This policy brief, co-written with National Children’s Facilities Network, National Association for the Education of Young Children, EducationCounsel, and National Association for Family Child Care, outlines the need to invest federal dollars on facility infrastructure for child care providers. As a tool for states to leverage funding for child care facilities, this brief contains:

  • Opportunities to improve physical spaces through federal relief funding mechanisms provided by the CARES Act, CRRSA, and ARPA.
  • Strategies for states, territories and tribes to partner invest in child care centers and family child care facilities through a Community Development Financial Institution.
  • Tactics for states to support child care centers and family child care programs as small businesses and prioritize capital projects to benefit child care facilities.
  • Methods for increasing essential workers pay through grants.
  • Examples of how funding can be used to improve centers and family child care homes, such as: installing new HVAC systems, improving food prep and indoor play spaces, and purchasing outdoor play equipment.

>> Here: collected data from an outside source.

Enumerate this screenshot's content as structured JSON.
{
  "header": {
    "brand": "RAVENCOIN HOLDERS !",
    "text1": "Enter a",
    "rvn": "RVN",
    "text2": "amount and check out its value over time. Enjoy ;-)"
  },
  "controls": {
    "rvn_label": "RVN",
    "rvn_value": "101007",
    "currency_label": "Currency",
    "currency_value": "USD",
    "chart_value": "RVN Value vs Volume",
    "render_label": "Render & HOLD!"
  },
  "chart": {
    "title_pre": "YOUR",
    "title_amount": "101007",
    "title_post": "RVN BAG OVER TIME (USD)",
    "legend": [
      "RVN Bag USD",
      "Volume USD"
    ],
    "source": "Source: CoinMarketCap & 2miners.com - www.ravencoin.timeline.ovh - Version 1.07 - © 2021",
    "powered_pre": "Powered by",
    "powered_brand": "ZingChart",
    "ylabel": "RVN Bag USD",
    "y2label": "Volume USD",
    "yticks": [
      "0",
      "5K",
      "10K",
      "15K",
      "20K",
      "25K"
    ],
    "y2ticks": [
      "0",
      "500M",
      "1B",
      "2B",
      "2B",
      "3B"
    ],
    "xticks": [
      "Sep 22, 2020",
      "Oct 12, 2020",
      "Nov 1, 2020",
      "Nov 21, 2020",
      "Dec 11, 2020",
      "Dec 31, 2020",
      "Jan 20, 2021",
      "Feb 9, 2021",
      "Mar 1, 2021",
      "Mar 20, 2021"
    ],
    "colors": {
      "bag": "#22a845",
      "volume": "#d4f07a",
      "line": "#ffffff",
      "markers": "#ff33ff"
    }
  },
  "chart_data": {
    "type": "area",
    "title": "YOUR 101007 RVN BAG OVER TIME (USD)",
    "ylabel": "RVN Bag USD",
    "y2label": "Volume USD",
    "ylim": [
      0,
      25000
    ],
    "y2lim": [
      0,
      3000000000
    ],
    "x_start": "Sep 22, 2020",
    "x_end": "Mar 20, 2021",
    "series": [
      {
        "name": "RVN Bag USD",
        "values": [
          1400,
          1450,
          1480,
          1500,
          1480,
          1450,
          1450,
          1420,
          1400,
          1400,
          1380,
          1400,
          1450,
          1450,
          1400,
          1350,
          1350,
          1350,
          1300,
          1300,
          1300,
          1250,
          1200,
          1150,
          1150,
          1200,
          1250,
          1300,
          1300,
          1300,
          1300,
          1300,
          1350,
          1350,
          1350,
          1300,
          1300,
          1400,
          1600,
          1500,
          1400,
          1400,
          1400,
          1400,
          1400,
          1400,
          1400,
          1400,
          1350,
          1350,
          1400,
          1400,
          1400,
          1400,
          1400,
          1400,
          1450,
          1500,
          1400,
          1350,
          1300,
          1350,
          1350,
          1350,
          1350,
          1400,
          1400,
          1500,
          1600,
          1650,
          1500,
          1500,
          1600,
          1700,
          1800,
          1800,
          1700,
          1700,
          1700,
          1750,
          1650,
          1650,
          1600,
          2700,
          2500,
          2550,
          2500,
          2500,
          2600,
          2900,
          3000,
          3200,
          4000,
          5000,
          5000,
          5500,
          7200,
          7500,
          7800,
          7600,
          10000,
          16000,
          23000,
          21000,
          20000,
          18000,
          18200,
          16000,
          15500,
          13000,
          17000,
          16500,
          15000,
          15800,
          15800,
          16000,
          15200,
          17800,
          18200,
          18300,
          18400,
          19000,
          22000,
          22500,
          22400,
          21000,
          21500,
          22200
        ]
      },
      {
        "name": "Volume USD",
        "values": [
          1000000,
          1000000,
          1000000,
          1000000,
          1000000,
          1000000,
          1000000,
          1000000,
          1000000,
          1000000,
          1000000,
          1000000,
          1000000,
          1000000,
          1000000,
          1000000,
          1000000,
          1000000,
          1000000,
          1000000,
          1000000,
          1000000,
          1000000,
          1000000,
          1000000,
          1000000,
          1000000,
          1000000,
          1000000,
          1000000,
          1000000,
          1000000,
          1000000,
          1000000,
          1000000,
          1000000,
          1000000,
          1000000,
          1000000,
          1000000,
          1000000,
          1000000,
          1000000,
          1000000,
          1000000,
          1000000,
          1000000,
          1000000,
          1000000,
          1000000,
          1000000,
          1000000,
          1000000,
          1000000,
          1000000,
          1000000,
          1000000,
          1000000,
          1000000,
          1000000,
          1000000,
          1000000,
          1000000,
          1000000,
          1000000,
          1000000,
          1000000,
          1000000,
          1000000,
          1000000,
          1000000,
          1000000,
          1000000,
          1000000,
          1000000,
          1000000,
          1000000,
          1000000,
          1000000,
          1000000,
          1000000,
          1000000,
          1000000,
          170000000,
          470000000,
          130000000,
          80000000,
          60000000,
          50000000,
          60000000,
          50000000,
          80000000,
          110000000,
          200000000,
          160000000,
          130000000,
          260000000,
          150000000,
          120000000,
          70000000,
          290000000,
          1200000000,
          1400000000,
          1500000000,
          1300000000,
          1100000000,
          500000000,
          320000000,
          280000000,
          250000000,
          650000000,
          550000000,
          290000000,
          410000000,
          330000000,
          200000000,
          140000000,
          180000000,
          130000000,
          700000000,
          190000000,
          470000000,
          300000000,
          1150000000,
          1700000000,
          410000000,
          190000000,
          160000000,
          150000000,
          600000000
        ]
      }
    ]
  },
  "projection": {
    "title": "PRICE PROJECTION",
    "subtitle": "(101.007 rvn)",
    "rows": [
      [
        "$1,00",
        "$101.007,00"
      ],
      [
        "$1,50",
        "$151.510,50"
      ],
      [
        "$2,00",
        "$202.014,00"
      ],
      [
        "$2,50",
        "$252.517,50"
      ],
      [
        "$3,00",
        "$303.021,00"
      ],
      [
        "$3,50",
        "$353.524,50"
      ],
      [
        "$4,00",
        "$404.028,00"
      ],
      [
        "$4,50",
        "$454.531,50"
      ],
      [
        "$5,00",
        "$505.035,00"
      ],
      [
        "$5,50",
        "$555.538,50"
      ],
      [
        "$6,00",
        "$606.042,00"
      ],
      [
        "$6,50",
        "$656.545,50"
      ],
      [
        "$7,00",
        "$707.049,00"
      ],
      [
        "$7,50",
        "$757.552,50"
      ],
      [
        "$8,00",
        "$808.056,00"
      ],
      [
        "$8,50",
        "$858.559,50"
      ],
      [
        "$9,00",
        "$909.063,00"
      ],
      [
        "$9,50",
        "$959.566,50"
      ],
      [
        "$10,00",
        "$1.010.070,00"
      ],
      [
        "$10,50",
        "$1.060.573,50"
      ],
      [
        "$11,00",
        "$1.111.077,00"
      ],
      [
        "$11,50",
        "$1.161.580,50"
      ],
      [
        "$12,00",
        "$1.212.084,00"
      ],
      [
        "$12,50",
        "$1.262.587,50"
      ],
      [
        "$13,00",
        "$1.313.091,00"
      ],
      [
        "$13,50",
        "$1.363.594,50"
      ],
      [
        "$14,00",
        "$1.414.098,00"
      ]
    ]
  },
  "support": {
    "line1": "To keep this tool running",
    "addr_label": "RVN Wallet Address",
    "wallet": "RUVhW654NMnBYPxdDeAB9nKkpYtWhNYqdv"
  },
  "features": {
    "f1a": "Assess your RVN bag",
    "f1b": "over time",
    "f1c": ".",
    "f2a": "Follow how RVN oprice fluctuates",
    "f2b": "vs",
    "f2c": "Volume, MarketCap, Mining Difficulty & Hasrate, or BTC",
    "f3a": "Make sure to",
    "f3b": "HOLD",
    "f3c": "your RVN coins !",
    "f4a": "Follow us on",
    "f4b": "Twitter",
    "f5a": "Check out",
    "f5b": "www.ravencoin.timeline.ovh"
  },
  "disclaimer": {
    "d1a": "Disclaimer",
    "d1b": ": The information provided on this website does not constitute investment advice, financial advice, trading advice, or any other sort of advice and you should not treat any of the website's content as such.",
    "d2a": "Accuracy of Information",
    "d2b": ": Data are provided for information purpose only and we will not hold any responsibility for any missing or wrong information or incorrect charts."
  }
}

To equitably meet the needs of children and families with low incomes—especially those in communities of color—we must ensure center- and home-based providers have the resources to create safe, high-quality spaces for children to learn and grow. And these new federal funds will allow them to do so without assuming additional economic burden. With more than $50 billion in child care relief enacted to stabilize the sector, states have an important opportunity to address critical physical space improvements and improve the health, safety and quality of our nation’s child care infrastructure.